Das sind ganz normale Vorgänge.
Die Unterstellungen hier sind, was diesen Teil angeht, ziemlich aus der Luft gegriffen.



Aka-Aka schrieb:


> Du kannst Dir ja auch noch überlegen, ob Du jemanden wegen Geldwäsche anzeigen willst  (Wie ist das eigentlich mit Geldwäsche? Nehmen wir mal an, aka-aka wäre eine Behörde und die weiß davon, dass Firma X soundsoviele Euro durch Betrug (mit-)verdient hat. Muß ich dafür Sorge tragen, dass kein Geld fließt oder reicht es, ein wenig des Geldflusses trocken zu legen?)


Dass Aka-Aka ein lustiges Kerlchen ist, haben wir ja mittlerweile schon bemerkt. Hier hätte man vielleicht einen Hinweis auf den ironischen Charakter der Aussage ergänzen sollen.
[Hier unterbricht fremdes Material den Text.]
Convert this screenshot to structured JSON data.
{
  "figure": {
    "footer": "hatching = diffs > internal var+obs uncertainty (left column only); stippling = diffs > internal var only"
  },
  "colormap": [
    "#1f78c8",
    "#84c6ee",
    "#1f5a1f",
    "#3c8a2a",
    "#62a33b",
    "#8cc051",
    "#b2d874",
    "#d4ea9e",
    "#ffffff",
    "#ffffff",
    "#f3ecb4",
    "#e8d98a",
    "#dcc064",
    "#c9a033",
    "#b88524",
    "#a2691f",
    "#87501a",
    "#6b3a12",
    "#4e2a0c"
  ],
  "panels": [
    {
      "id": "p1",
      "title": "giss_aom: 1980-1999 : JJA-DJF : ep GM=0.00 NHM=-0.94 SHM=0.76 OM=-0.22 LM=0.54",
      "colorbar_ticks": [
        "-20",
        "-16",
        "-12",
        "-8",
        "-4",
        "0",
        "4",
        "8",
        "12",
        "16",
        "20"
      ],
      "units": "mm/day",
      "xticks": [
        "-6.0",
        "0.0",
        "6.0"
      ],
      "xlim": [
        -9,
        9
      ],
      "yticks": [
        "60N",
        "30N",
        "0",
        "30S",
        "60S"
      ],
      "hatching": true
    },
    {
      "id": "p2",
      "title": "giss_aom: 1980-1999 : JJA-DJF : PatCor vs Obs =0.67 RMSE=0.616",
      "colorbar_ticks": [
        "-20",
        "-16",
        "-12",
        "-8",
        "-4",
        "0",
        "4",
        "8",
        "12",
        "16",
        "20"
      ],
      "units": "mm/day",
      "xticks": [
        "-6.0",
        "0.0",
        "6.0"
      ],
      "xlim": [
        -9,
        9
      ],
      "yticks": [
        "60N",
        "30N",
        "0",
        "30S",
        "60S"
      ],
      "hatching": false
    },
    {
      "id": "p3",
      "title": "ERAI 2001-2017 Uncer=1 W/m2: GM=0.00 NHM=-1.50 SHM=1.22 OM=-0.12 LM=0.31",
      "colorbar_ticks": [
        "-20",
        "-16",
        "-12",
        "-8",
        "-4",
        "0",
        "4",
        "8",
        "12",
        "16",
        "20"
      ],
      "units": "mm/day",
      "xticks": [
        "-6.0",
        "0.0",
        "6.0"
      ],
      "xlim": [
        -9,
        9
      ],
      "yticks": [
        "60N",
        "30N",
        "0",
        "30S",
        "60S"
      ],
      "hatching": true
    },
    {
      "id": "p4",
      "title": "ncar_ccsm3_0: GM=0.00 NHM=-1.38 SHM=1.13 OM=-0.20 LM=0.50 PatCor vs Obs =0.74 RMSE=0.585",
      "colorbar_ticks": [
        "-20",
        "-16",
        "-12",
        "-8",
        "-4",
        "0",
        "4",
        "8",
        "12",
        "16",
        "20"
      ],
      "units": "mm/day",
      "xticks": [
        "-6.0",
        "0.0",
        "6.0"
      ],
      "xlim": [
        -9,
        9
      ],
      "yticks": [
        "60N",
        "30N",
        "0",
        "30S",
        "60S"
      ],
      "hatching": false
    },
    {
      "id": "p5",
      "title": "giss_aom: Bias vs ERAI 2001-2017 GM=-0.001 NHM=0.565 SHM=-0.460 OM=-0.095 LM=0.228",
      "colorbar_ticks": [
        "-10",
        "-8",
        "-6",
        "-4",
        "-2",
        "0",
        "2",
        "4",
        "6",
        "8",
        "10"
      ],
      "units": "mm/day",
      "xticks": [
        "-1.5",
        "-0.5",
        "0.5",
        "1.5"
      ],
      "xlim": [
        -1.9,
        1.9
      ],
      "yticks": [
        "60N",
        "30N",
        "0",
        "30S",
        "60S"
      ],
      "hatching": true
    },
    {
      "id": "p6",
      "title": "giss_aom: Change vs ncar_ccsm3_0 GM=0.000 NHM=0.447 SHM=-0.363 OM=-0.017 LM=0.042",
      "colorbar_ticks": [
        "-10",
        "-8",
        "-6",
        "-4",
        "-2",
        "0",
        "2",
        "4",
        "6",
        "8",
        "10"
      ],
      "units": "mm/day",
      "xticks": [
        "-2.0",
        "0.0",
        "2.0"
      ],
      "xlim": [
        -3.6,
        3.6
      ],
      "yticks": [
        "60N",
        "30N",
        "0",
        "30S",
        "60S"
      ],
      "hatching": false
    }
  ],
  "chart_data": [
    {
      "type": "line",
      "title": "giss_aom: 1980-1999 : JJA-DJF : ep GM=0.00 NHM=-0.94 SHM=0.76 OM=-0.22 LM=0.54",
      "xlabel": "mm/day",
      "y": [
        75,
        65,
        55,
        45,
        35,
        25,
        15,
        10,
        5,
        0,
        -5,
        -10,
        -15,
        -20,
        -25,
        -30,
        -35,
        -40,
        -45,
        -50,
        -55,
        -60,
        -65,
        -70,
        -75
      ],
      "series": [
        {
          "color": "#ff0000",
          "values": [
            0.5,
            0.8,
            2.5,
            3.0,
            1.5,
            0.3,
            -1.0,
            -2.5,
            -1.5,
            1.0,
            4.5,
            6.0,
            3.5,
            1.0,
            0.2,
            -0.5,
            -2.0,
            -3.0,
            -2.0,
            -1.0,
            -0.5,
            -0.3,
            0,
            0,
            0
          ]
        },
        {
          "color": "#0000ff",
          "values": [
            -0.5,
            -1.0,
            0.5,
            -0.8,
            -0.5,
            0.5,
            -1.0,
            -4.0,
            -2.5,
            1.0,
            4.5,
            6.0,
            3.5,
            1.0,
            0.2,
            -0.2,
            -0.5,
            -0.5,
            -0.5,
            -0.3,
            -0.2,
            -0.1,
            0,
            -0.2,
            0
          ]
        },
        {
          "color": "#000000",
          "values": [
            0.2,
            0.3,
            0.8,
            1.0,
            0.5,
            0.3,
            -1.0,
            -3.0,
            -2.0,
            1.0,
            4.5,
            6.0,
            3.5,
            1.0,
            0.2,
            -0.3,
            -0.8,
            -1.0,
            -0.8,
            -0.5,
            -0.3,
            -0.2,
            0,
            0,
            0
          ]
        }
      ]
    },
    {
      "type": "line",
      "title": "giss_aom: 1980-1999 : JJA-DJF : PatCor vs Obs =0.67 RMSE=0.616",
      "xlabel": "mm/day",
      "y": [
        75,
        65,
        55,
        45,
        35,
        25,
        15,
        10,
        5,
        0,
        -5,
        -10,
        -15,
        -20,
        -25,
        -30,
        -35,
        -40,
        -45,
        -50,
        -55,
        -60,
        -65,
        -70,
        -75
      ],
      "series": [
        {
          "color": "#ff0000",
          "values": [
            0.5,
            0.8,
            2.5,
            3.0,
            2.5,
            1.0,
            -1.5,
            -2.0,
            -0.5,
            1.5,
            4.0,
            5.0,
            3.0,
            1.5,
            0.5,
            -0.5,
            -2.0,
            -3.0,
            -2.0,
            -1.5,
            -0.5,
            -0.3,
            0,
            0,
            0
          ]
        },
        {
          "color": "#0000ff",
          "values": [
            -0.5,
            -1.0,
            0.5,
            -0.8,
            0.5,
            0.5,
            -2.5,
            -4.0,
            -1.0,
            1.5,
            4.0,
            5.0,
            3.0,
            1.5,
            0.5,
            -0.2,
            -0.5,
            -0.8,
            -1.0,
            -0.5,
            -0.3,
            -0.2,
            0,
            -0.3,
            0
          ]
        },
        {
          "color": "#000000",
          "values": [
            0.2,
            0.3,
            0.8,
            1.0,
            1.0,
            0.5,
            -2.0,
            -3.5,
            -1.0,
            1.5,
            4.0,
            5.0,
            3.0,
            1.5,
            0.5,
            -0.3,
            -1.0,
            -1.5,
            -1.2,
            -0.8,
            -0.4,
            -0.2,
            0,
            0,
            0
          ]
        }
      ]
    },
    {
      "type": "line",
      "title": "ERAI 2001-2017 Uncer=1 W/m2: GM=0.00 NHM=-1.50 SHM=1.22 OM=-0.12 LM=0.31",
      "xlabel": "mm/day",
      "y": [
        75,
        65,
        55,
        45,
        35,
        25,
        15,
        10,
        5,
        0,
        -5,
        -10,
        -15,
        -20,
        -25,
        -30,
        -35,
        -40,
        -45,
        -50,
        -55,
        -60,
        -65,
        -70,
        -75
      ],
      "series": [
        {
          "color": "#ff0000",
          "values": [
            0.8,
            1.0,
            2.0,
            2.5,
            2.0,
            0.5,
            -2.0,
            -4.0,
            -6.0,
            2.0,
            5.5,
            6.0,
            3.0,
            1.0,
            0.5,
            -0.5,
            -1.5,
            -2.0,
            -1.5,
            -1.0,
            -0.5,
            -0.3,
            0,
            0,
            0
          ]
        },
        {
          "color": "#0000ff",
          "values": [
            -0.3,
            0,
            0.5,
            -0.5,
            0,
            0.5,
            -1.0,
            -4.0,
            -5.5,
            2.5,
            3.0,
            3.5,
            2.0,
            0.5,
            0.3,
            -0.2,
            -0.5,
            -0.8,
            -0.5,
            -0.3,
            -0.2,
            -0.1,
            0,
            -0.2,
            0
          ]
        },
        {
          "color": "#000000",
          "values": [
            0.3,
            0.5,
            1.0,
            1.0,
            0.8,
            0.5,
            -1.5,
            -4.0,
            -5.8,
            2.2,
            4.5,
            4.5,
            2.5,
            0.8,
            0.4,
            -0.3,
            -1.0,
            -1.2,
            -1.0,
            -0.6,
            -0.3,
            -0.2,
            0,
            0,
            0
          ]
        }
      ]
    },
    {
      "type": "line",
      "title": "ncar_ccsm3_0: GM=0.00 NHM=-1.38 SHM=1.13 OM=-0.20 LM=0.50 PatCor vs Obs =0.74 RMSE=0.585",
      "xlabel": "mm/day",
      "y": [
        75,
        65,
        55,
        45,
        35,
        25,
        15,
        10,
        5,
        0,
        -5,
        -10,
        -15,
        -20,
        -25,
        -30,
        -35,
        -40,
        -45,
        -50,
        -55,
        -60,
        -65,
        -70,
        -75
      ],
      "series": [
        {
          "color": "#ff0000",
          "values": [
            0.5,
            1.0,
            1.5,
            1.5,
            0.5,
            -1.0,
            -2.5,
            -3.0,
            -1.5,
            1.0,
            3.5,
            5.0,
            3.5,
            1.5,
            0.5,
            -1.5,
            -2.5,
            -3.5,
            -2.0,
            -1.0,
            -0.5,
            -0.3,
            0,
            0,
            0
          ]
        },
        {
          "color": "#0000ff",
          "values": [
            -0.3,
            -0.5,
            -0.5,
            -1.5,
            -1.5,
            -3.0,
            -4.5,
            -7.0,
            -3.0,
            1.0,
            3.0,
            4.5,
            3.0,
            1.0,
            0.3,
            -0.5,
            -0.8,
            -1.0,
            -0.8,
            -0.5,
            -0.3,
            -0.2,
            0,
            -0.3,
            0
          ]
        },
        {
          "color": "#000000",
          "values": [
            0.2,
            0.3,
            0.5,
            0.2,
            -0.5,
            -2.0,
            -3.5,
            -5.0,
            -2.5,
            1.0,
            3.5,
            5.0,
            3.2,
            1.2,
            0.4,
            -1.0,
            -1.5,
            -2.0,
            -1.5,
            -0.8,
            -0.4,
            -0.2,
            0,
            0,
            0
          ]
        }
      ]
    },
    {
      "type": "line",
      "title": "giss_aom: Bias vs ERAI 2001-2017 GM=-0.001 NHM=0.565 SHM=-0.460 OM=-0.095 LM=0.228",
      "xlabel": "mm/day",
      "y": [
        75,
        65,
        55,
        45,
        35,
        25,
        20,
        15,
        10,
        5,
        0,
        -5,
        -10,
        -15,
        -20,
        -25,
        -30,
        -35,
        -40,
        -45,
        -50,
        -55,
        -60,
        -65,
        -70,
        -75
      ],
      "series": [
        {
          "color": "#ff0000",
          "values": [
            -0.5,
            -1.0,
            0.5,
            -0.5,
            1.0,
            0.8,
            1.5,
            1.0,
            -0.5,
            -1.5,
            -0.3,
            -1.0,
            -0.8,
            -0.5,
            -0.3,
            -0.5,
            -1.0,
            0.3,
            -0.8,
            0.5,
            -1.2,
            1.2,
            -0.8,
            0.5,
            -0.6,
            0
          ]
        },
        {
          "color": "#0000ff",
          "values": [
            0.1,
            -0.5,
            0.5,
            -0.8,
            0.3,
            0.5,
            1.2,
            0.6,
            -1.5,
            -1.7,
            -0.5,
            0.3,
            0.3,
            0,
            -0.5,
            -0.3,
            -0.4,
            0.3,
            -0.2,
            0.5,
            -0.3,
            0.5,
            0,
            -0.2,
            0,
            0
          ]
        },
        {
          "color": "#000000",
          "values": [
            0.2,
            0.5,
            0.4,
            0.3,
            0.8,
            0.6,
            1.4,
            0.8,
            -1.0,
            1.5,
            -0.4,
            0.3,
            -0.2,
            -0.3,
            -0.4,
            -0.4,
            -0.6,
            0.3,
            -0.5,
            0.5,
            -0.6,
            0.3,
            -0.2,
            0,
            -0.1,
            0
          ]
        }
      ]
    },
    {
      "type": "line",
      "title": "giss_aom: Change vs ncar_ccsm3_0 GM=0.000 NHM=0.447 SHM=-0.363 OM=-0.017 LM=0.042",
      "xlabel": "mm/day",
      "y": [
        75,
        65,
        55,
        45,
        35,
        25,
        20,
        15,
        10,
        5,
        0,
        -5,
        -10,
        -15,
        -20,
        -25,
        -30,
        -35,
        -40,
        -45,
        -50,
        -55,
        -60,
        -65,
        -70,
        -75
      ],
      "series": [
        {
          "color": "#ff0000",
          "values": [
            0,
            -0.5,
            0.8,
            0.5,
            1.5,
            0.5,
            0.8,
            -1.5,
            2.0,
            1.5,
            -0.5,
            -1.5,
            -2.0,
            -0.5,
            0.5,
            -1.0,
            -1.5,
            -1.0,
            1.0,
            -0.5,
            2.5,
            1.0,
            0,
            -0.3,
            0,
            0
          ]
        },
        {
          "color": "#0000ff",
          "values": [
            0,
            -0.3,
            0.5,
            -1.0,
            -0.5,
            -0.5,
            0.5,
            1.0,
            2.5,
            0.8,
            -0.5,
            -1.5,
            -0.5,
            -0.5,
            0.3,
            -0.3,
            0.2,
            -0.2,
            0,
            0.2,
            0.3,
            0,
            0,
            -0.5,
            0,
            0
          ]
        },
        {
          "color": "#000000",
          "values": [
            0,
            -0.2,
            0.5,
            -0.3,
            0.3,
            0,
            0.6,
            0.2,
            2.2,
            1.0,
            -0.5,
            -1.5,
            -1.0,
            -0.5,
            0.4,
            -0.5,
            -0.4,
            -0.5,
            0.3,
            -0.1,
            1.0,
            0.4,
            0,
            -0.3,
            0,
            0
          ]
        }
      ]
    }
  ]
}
Man sollte vielleicht die Bundesnetzagentur nur so heftig kritisieren, wie nötig, aber nicht heftiger. Es gibt nun einmal nur diese eine und es gibt nur dieses eine TKG. 

Schönen Abend!


----------



## Unregistriert (23 Januar 2009)

*AW: Abzocke mit 0137 ...*

Wieder wurden mit Bescheid von der BNA  vom 15.01.2009 zum 21.01.2009 3   Nummern
wegen Telefonspam abgeschaltet: 0137/7997031,0137/7997032,0137/7997033.
Ihr lest richtig! NUR ABGESTELLT!!
Nix mit Inkassoverbot!
Wird das Inkassierungsverbot verlost???
Manchmal wird wegen Telefonspam 2 Monate rückwirkend eine Inkassierung ausgesprochen,dann wird wegen Spam nur die Nummer abgestellt?!
Gleiches Recht oder Strafe für alle müßte schon drin sein.


----------



## Windhund (24 Januar 2009)

*AW: Abzocke mit 0137 ...*

Das ist eine Unverschämtheit! Die einen werden bestraft,die anderen lachen sich ins Fäustchen.VETTERNWIRTSCHAFT?:wall:


----------



## Windhund (14 Mai 2009)

*AW: Abzocke mit 0137 ...*



Neugierisch schrieb:


> Hallo,
> mir ist mit der Nummer 0137/7995007 heute auf der Suche nach einem Job im kaleydo das gleiche passiert.
> _full quote gekürzt modaction _




Die Nummer 0137/7995007 ist auch heute noch aktuell,ich habe gerade angerufen.
Die Bandstimme sagte: Ihr Anruf wurde gezählt und dann noch die Preisansage für das deutsche Festnetz.Das wars mit der Jobsuche.
Außer Spesen nichts gewesen.


----------



## Aka-Aka (14 Mai 2009)

*AW: Abzocke mit 0137 ...*

[...] Nach dem richtigen Hinweis von "Johinos" gelöscht. Dass das aus 2008 war, ist mir nicht aufgefallen, sorry...


----------



## johinos (14 Mai 2009)

*AW: Abzocke mit 0137 ...*



Windhund schrieb:


> Die Nummer 0137/7995007 ist auch heute noch aktuell,ich habe gerade angerufen.
> Die Bandstimme sagte: Ihr Anruf wurde gezählt und dann noch die Preisansage für das deutsche Festnetz.Das wars mit der Jobsuche.
> Außer Spesen nichts gewesen.


Warum hast Du da heute angerufen? Gibt es neue Stellenanzeigen? 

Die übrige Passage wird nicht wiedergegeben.